Alina Dewira

36 1 0
                                    

"Alina Dewiraaaa!!!"

Septa berteriak dari tempat duduknya. Siswa berpakaian rapih serta rambut yang dikuncir dengan banyak cabang itu bertolak pinggang kesal.

Alina. Sebagai tersangka hanya terkekeh memamerkan senyum kemenangan. Ia berhasil membuat mahakarya di rambut Septa yang semula orangnya sedang tidur.

Gevinci, teman sekelas yang kebetulan kursinya sedang ia pinjam juga ikut tertawa melihat dua teman di kelasnya.
Alina yang melihat Septa sudah selesai melepaskan semua ikatan cabang yang ia buat tadi bersiap untuk menghindar. Septa sudah pasti akan mengejarnya dan memberikannya jambakan maut milik gadis itu.

"Alina!" Septa sudah keluar dari lingkar kursinya. Mata siswi dengan rambut yang mengembang dan acak-acakan itu terhunus tajam pada Alina.

"Apa sayang?" dengan santai Alina menjawab.

"SINI LO, SETAN!" bersamaan dengan teriakan itu, Septa mengejar Alina yang sudah lari terlebih dahulu.

Kedua remaja itu saling mengejar dengan salah satu menghindar. Alina terus berlari, menaiki kursi, meja bahkan tidak segan menjadikan tubuh teman sekelasnya sebagai tameng.

Septa yang kesal karena Alina tidak juga tertangkap, akhirnya meleparkan sebuah botol bekas yang ada di atas meja yang di yakinin milik Gusti.

Lemparan itu meleset. Kesempatan yang ada Alina ambil untuk lari keluar kelas. Septa mengikuti gadis dengan rambut berkuncir satu itu yang sudah keluar kelas.

Di perbelokan, Alina tidak sengaja menabrak tubuh seseorang. "Maaf, Bar, maaf!" katanya sambil berlari.

Orang itu memperhatikan Alina dan juga Septa yang baru saja berlari melewatinya begitu saja seperti seekor kucing dan tikus.

Seseorang di samping Akbar menggeleng heran. Ia ikut terkekeh melihat aksi teman sekelasnya yang memang ajaib.

"Pacar lo ada aja tingkahnya, Bar." ujar Jovan sambil menepuk pundak Akbar.

Akbar acuh. Dengan wajah masa bodonya lelaki itu pergi meninggalkan Jovan yang masih diam di tempat.

***

Di depan toilet, Septa berhasil membekuk Alina. Gadis itu menarik rambut Alina berulang kali dan berulang kali juga Alina berteriak meminta ampun. Tetapi Septa belum juga melepaskan tangannya dari rambut Alina.

Sambil meringis tawa, Alina berusaha melepaskan tangan Septa, tapi tenaganya kalah besar dengan tenaga milik Septa.

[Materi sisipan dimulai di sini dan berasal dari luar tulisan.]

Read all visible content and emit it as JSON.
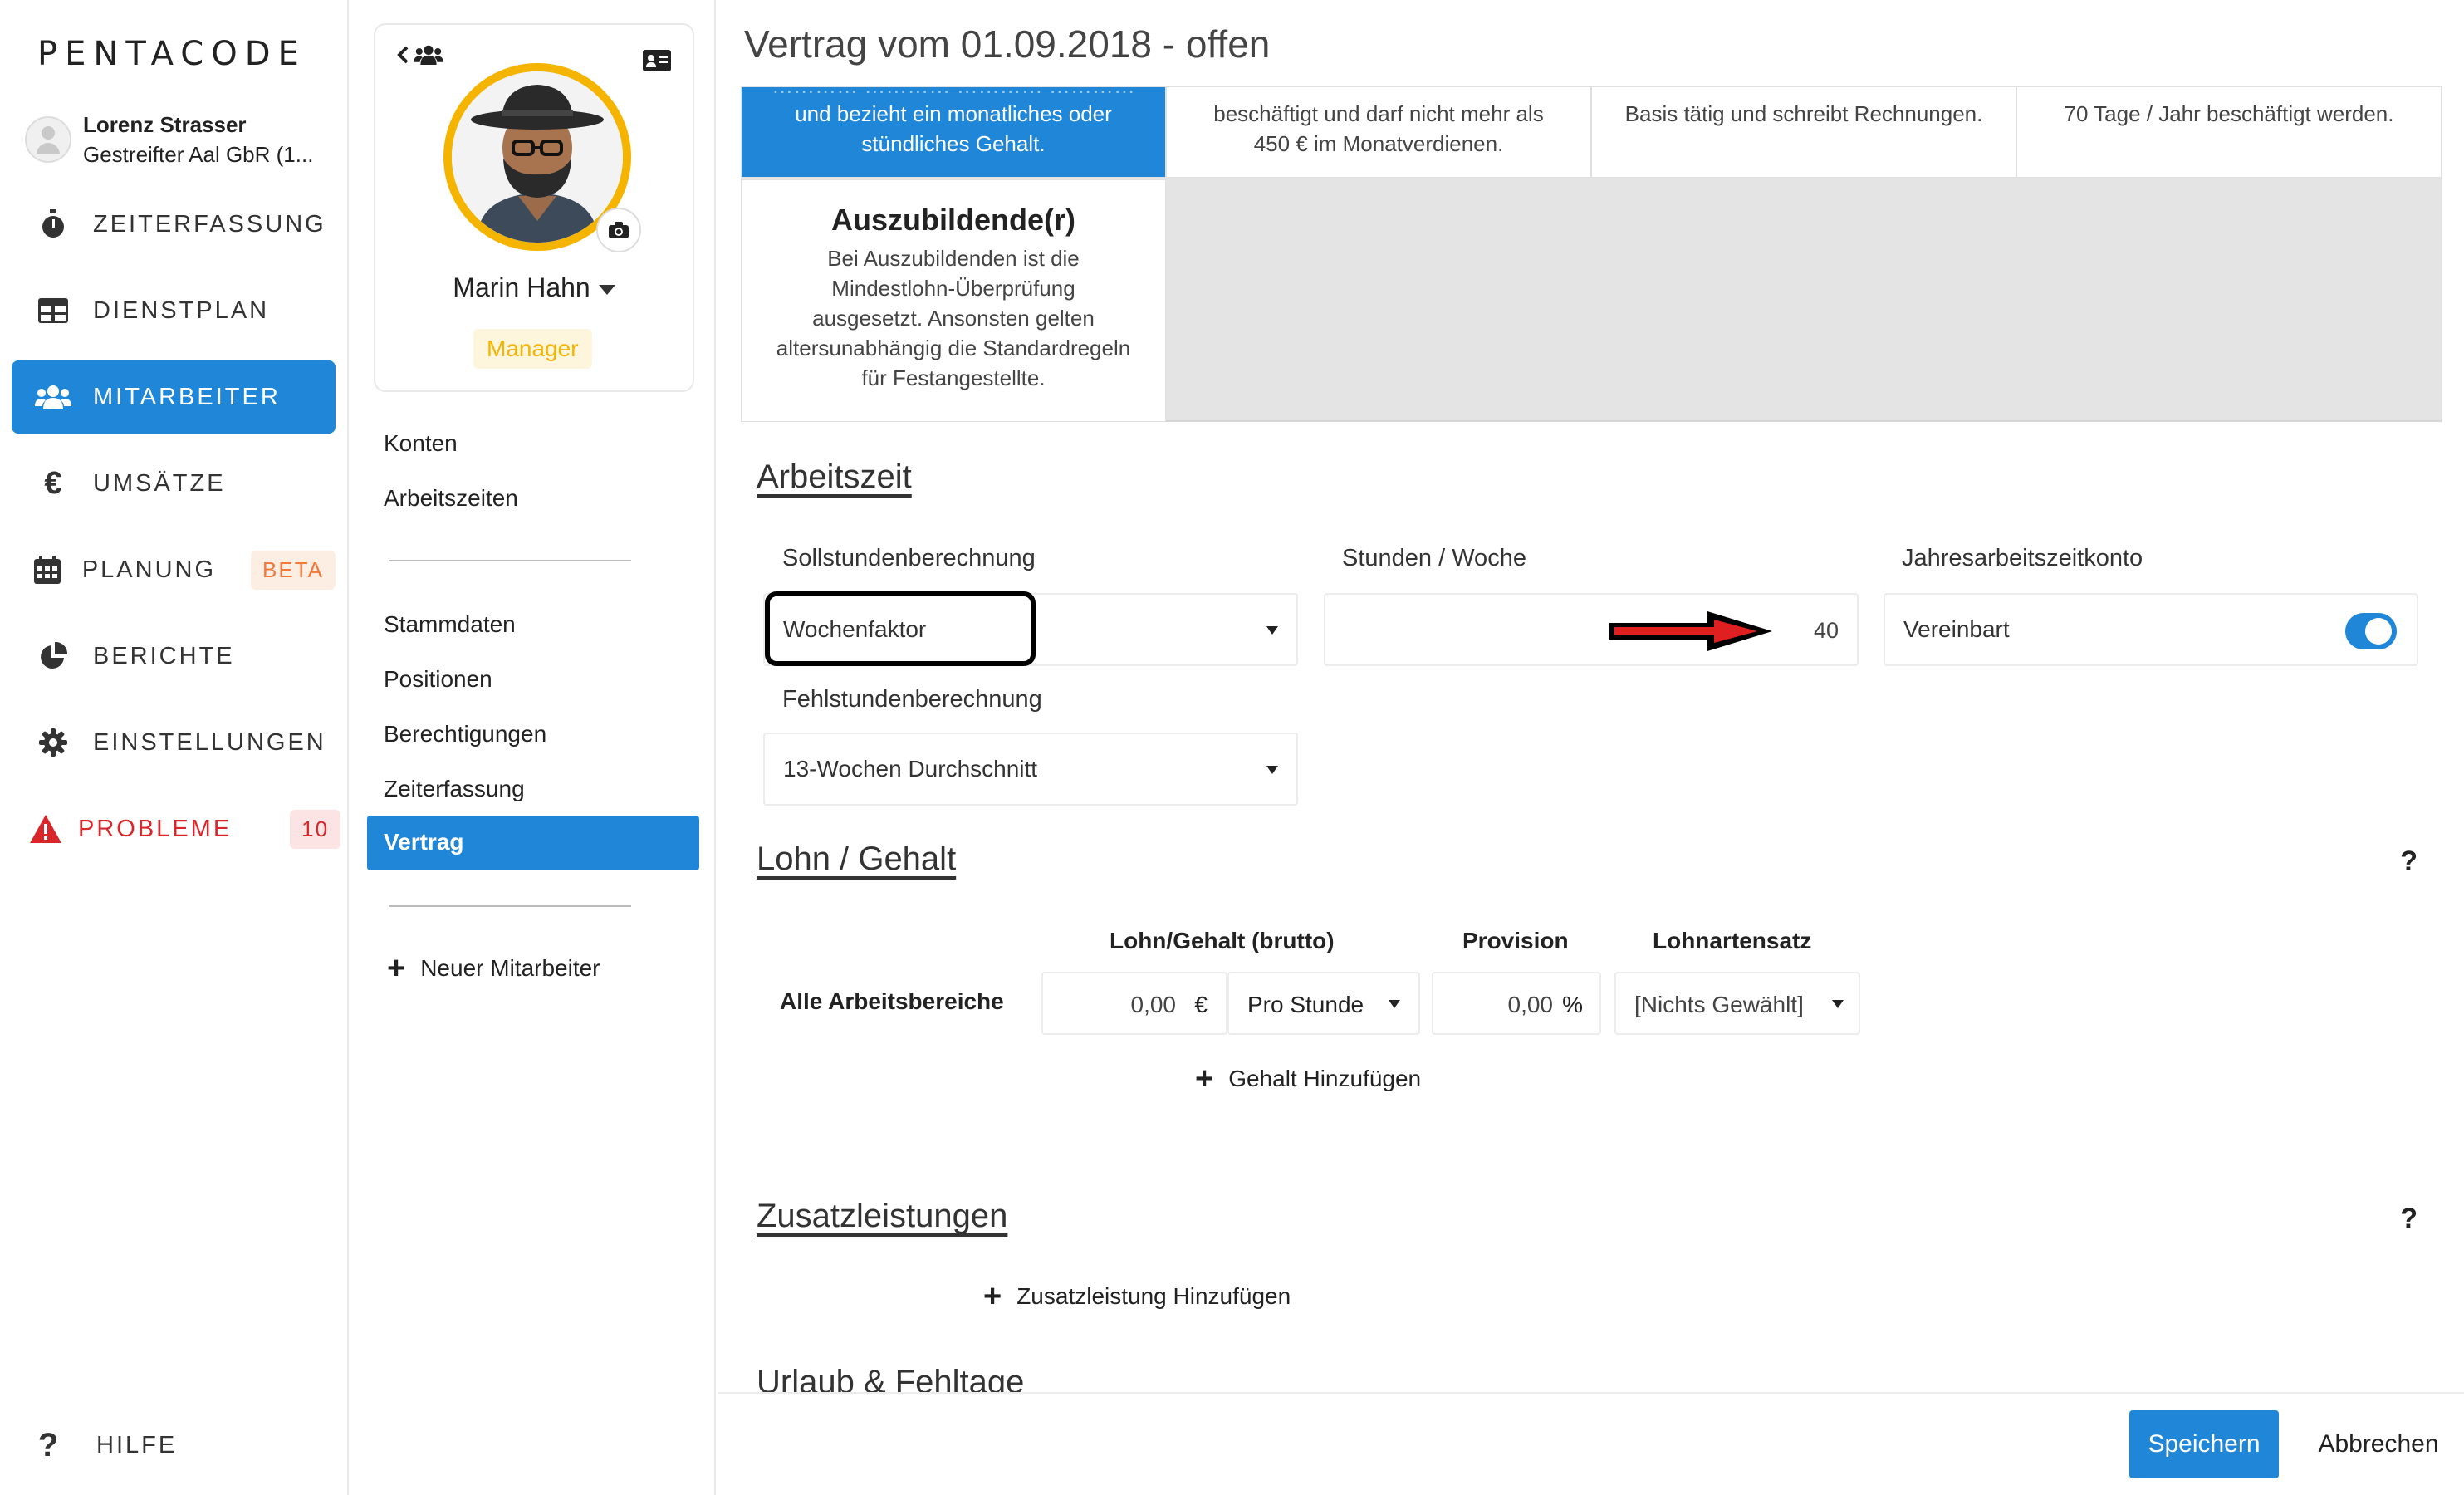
{
  "app": {
    "logo": "PENTACODE"
  },
  "user": {
    "name": "Lorenz Strasser",
    "company": "Gestreifter Aal GbR (1..."
  },
  "nav": {
    "items": [
      {
        "label": "ZEITERFASSUNG",
        "icon": "stopwatch-icon"
      },
      {
        "label": "DIENSTPLAN",
        "icon": "table-icon"
      },
      {
        "label": "MITARBEITER",
        "icon": "users-icon",
        "active": true
      },
      {
        "label": "UMSÄTZE",
        "icon": "euro-icon"
      },
      {
        "label": "PLANUNG",
        "icon": "calendar-icon",
        "badge": "BETA"
      },
      {
        "label": "BERICHTE",
        "icon": "pie-chart-icon"
      },
      {
        "label": "EINSTELLUNGEN",
        "icon": "gear-icon"
      },
      {
        "label": "PROBLEME",
        "icon": "warning-icon",
        "badge": "10"
      }
    ],
    "help": "HILFE"
  },
  "profile": {
    "name": "Marin Hahn",
    "role": "Manager",
    "menu_top": [
      "Konten",
      "Arbeitszeiten"
    ],
    "menu_mid": [
      "Stammdaten",
      "Positionen",
      "Berechtigungen",
      "Zeiterfassung",
      "Vertrag"
    ],
    "active": "Vertrag",
    "new_employee": "Neuer Mitarbeiter"
  },
  "main": {
    "title": "Vertrag vom 01.09.2018 - offen",
    "types": [
      {
        "lines": [
          "und bezieht ein monatliches oder",
          "stündliches Gehalt."
        ],
        "selected": true
      },
      {
        "lines": [
          "beschäftigt und darf nicht mehr als",
          "450 € im Monatverdienen."
        ]
      },
      {
        "lines": [
          "Basis tätig und schreibt Rechnungen."
        ]
      },
      {
        "lines": [
          "70 Tage / Jahr beschäftigt werden."
        ]
      }
    ],
    "apprentice": {
      "title": "Auszubildende(r)",
      "lines": [
        "Bei Auszubildenden ist die",
        "Mindestlohn-Überprüfung",
        "ausgesetzt. Ansonsten gelten",
        "altersunabhängig die Standardregeln",
        "für Festangestellte."
      ]
    },
    "arbeitszeit": {
      "heading": "Arbeitszeit",
      "soll_label": "Sollstundenberechnung",
      "soll_value": "Wochenfaktor",
      "stunden_label": "Stunden / Woche",
      "stunden_value": "40",
      "jahres_label": "Jahresarbeitszeitkonto",
      "jahres_value": "Vereinbart",
      "jahres_on": true,
      "fehl_label": "Fehlstundenberechnung",
      "fehl_value": "13-Wochen Durchschnitt"
    },
    "lohn": {
      "heading": "Lohn / Gehalt",
      "help": "?",
      "col_gehalt": "Lohn/Gehalt (brutto)",
      "col_provision": "Provision",
      "col_lohnart": "Lohnartensatz",
      "row_label": "Alle Arbeitsbereiche",
      "gehalt_value": "0,00",
      "gehalt_unit": "€",
      "rate_value": "Pro Stunde",
      "provision_value": "0,00",
      "provision_unit": "%",
      "lohnart_value": "[Nichts Gewählt]",
      "add": "Gehalt Hinzufügen"
    },
    "zusatz": {
      "heading": "Zusatzleistungen",
      "help": "?",
      "add": "Zusatzleistung Hinzufügen"
    },
    "next_heading": "Urlaub & Fehltage",
    "buttons": {
      "save": "Speichern",
      "cancel": "Abbrechen"
    },
    "colors": {
      "accent": "#1f86d8",
      "manager": "#f4b400",
      "danger": "#d9262b",
      "arrow": "#e02020"
    }
  }
}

"Ta, ampun, Ta!" Alina memohon.

"Ga ada ampun-ampunan buat lo!" kekeuh Septa. Gadis itu mencoba membalas perbuatan Alina dengan cara mengacak-acak rambut milik temannya. Septa ingin buat rambut Alina seperti sapu ijuk.

"Septa tai! Rambut gue baru gue catok semalem, setan!" erang Alina. Gadis itu mendorong Septa kesal. Keduanya terpisahkan.

Alina menatap kesal Septa sementara Septa menatap Alina puas.

Septa bangun dari duduk lesehannya. Membenarkan seragam dan juga tatanan rambutnya yang sudah tidak karuan.

"Bangke lo!" maki Alina yang masih terduduk.

"Apa sih Lin. Pagi-pagi udah ngereog aja?" seseorang keluar dari bilik toilet yang ada di dekat mereka.

Baik Alina atau Septa terkejut melihat satu teman mereka yang tiba-tiba muncul.
"Lah, sejak kapan lo ke kamar mandi, nyet?" Vivi menatap heran Alina yang bertanya.

"Lah, tadi kan gue bilang sama lo, Lin. Gue mau nabung."

"Nabung tai aja bangga!" sambil menimpali ucapan Vivi, Septa membantu Alina yang masih terduduk malas di atas lantai.